Überall fällt die FFP2-Maskenpflicht, nur im lebensnotwendigen Handel nicht. Grund genug für Interessensvertretungen, gemeinsam dagegen aufzutreten. Die Petition des Handelsverbands erreicht 8.000 Unterstützer. 

Es regt sich etwas in Österreich. In Sachen Coronavirus-Maßnahmen und damit einhergehend die in vielerlei Hinsicht unbeliebte FFP2-Maskenpflicht soll auch bald, so der Wunsch der Interessensvertreter, im lebensnotwendigen Handel fallen. Dazu startete der Handelsverband bereits in der Woche vor Ostern die Online-Petition "Held:innen der Krise entlasten". Mittlerweile werde diese von mehr als 8.000 Unterstützern befürwortet, darunter auch die GPA, so die Institution in einer Aussendung. Die gegenwärtige Situation sei "ein klares Pandemie-Missmanagement", äußert sich etwa Barbara Teiber, Vorsitzende der Gewerkschaft GPA. 

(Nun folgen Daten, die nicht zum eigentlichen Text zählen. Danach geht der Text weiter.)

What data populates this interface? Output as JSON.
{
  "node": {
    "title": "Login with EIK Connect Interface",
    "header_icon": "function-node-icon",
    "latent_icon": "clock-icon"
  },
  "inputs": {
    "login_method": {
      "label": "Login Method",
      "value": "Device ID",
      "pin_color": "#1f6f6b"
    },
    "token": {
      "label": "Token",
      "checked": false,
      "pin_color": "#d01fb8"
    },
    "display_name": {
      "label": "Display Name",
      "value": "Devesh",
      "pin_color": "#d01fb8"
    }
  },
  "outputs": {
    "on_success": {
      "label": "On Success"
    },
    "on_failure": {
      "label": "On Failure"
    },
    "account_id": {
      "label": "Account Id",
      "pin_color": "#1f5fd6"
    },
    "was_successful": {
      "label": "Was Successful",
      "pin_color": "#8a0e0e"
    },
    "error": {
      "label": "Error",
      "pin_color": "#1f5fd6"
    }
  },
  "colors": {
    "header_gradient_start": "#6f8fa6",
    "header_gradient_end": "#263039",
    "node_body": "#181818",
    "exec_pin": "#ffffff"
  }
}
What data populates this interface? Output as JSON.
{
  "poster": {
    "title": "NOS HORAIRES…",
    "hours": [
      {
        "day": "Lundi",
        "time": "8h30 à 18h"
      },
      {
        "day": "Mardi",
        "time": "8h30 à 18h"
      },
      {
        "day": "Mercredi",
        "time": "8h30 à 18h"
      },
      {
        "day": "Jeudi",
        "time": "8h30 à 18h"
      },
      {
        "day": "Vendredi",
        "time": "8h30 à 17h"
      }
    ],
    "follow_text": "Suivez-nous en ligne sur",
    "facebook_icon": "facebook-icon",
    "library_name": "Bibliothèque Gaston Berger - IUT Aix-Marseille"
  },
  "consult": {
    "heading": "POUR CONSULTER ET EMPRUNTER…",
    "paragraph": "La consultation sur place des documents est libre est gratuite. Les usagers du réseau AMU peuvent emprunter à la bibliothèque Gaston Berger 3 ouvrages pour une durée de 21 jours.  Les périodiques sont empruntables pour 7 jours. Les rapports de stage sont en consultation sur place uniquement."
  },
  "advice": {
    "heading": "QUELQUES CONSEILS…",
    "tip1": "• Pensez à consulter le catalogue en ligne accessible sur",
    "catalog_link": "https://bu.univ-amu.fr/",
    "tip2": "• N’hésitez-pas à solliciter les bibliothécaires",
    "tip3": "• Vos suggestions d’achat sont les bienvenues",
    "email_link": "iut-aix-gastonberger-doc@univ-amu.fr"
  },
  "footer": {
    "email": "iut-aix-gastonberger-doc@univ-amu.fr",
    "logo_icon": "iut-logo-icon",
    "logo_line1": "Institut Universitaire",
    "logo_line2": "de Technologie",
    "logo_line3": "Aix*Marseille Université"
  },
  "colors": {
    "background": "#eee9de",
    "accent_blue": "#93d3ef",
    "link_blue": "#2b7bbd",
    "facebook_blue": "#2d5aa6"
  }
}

Auch der Handelsverband sieht in der Situation und dem österreichischen Sonderweg "überhaupt keinen Sinn". Deshalb der Appell von Rainer Will, Geschäftsführer des Handelsverbands: "Wir fordern daher ein sofortiges Ende der Maskenpflicht für alle Beschäftigten im Handel. Die 130.000 Beschäftigten in den Supermärkten, Diskontern, Drogerien und Tierfuttergeschäften haben sich eine Atempause verdient", sagt er.